Establishing the appropriate beneficiaries can have a large influence on your wealth for years to come. For example, once non-spousal beneficiaries receive an IRA they must take at least the annual Required Minimum Distributions mandated by the IRS. The annual Required Minimum Distributions will be based on the heir’s life expectancy. So, in the case of a Traditional IRA, the portion that is withdrawn will be taxed as income at the beneficiary’s income tax rate. However, the greatest benefit is that the remaining balance will continue to grow tax-deferred until withdrawal, maximizing the tax-deferral.

The heir can keep more money in the IRA for future generations by naming a younger beneficiary. When a younger beneficiary is named, the life expectancy of the original IRA increases so that required minimum distributions decrease in size. This strategy is often called a “Stretch IRA” because the tax-advantages and account stretch from one owner to another. This can have a profound impact on one’s family for decades, potentially even generations, if implemented correctly. You may list your children as beneficiaries and then once inherited your children could list your grandchildren as successor beneficiaries. This strategy may also work for non-relatives.
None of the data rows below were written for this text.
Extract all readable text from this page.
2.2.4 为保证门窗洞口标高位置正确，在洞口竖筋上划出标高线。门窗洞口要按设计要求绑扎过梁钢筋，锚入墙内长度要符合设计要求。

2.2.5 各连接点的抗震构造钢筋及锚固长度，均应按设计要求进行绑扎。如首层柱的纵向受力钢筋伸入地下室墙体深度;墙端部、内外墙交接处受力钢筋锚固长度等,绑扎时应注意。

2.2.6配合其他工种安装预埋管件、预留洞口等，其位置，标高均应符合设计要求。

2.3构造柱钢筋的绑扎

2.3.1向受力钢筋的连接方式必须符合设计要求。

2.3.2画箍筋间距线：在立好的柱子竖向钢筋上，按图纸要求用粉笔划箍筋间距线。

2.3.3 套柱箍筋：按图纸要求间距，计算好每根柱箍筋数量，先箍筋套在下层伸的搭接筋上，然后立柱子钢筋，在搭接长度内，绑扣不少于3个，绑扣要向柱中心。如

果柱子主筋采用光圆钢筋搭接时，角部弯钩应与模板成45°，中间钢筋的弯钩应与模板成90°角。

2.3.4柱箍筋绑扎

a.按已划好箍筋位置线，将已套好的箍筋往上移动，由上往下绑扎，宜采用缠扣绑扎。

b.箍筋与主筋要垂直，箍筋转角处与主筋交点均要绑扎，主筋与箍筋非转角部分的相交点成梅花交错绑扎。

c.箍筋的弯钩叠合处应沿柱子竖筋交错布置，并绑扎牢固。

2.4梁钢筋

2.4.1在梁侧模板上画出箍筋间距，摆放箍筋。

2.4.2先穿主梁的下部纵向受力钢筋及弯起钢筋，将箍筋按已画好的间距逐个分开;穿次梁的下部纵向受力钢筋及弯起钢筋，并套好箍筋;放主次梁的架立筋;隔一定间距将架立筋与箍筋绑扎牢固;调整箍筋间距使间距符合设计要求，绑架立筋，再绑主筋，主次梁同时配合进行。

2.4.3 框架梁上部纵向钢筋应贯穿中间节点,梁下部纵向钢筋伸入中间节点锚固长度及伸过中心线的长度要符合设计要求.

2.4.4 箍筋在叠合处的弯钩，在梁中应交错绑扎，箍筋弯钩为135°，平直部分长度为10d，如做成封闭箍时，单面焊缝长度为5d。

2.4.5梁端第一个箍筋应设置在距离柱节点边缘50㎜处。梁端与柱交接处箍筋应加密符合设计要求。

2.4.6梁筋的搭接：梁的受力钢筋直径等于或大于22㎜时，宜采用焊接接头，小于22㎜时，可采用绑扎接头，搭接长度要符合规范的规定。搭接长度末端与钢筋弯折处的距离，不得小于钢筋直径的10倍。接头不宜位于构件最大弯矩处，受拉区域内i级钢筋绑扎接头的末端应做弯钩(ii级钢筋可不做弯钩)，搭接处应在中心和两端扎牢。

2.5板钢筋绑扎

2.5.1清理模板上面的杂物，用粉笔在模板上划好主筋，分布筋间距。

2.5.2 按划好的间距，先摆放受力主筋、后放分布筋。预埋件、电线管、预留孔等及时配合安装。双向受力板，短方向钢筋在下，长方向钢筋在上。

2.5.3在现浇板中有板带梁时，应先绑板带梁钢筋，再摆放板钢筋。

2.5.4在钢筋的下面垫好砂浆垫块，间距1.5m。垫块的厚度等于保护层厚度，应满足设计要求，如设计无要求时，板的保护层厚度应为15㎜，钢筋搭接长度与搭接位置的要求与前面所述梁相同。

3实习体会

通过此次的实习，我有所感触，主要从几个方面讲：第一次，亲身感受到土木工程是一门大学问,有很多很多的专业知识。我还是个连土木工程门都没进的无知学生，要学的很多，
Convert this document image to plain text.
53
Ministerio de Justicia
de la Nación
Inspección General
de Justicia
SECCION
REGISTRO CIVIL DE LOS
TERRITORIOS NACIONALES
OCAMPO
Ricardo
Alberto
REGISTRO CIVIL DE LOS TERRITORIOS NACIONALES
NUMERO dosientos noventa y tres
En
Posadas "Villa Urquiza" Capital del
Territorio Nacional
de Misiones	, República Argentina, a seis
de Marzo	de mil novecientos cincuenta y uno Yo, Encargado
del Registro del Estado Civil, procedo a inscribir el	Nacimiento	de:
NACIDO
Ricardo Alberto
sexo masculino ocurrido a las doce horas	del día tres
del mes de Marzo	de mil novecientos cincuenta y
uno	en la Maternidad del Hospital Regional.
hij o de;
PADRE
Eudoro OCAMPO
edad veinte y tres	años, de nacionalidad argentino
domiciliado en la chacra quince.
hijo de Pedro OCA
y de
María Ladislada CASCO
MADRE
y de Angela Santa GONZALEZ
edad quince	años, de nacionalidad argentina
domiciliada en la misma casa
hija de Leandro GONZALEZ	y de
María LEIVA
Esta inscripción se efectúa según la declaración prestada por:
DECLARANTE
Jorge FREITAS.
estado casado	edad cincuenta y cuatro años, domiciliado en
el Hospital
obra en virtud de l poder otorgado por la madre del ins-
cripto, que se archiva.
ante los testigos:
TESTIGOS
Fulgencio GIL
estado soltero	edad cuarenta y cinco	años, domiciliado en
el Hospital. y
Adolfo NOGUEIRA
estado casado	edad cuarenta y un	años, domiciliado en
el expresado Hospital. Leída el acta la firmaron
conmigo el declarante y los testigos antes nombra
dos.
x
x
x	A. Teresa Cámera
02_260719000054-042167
Unfortunately one of the common mistakes people make when considering legacy planning is not listing the appropriate beneficiaries on their IRA accounts. It is important to know that your will does not control who gets your IRA. An IRA is a contract which may bypass the will. If there is no beneficiary form on file the financial institution will follow its own default custodial policy. The policy will dictate whether the IRA goes to a living spouse, the estate, or living children. If the IRA goes to the estate the tax-advantages will cease and the account will be liquidated as a lump sum and the income tax paid. It is very important to be sure your IRA account has the appropriate beneficiaries listed.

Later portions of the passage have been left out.